White House Downplays Expectations of Obama Visit

YERUSHALAYIM

After talk of an “urgent agenda” for President Obama’s visit to Israel in the spring, U.S. officials were working at reducing expectations and anxieties on Thursday.

Ambassador Dan Shapiro redefined the visit as a display of the close ties between the two countries, according to The Jerusalem Post.

A breakthrough in Mideast peacemaking “is not the purpose of this visit,” said White House spokesman Jay Carney, adding that Obama would not be bringing a new peace plan with him.

Shapiro also dismissed speculation on Wednesday of a hidden political agenda in the form of influencing the Israeli government coalition talks.

“Obviously we don’t play a role and have no intention of interfering in Israeli coalition negotiations,” Shapiro told the Post, responding to claims that the American president  might aiming for more liberal figures, such as Yair Lapid and Tzipi Livni, to join the government.

One Israeli government official agreed with Shapiro, saying it was “provincial” to think that the U.S. president’s decision to go to Amman, Yerushalayim and Ramallah might be geared to getting his political preferences in the next government.

“I don’t think he thinks in those terms,” the official said.

Danny Ayalon, who recently stepped down as Israel’s deputy foreign minister, said that the altered political configuration in the country was cause for cautious optimism.

“The next government may have more wiggle room because of the coalition,” Ayalon said.

Although details of Obama’s visit have not been made public yet officially, Ayalon said that the president intends to hold a joint meeting with Prime Minister Binyamin Netanyahu and Palestinian Authority President Mahmoud Abbas, Arutz Sheva reported.

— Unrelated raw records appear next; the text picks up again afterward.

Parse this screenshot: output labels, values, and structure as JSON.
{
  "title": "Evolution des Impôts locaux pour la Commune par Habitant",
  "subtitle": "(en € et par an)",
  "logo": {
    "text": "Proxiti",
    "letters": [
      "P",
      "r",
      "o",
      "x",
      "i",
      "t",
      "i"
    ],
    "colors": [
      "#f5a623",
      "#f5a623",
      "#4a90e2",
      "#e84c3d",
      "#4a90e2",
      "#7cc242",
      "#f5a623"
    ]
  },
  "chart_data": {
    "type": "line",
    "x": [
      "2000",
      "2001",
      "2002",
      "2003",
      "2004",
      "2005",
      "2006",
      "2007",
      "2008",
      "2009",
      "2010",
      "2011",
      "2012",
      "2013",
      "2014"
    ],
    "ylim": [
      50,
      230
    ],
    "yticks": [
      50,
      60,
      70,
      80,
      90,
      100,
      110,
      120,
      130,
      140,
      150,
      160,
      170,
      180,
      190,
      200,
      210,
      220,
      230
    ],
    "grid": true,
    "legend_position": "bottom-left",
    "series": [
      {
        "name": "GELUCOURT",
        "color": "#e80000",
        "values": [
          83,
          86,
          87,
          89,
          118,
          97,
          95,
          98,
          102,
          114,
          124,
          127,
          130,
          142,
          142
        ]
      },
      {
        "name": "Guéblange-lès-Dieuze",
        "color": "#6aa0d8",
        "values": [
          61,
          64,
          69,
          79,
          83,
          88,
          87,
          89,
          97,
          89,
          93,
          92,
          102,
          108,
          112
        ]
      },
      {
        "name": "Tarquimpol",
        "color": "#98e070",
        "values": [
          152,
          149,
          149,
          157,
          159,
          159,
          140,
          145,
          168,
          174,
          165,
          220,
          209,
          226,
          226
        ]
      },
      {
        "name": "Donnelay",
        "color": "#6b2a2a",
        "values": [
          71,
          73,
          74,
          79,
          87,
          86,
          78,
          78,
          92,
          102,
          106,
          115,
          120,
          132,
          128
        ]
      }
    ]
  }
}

He said a meeting of the three together was already in the works.

The last time Obama came to the Middle East, he skipped Israel altogether. This time, Obama seems to be trying to “correct his error by visiting Israel first when he comes to the Middle East,” Ayalon stated. “The purpose of the visit, it appears to me, is to restore the United States to its chief role in the Mideast peace process.

“After the polite talk, Obama and Bibi will get down to cases,”Ayalon continued; specifically “joint actions to prevent Iran from getting nuclear weapons, the neutralization of the major threats against Israel in the wake of the fall of Bashar al-Assad and the unrest in the Arab world, and restoring the peace process. These are the three topics the two will speak about, in the order of their importance,” he predicted.

Although the White House claims that it has nothing “special” planned for this trip, “when the leader of the most powerful country in the world leaves his country for a visit abroad, it’s logical to expect that some understandings are already in place. There is no doubt that at this moment there is active and spirited discussion on a Netanyahu-Abbas-Obama summit, that perhaps even King Abdullah of Jordan will attend as well.

“The news of the visit even while coalition talks are going strong, shows that the world is not waiting for us,” Ayalon added.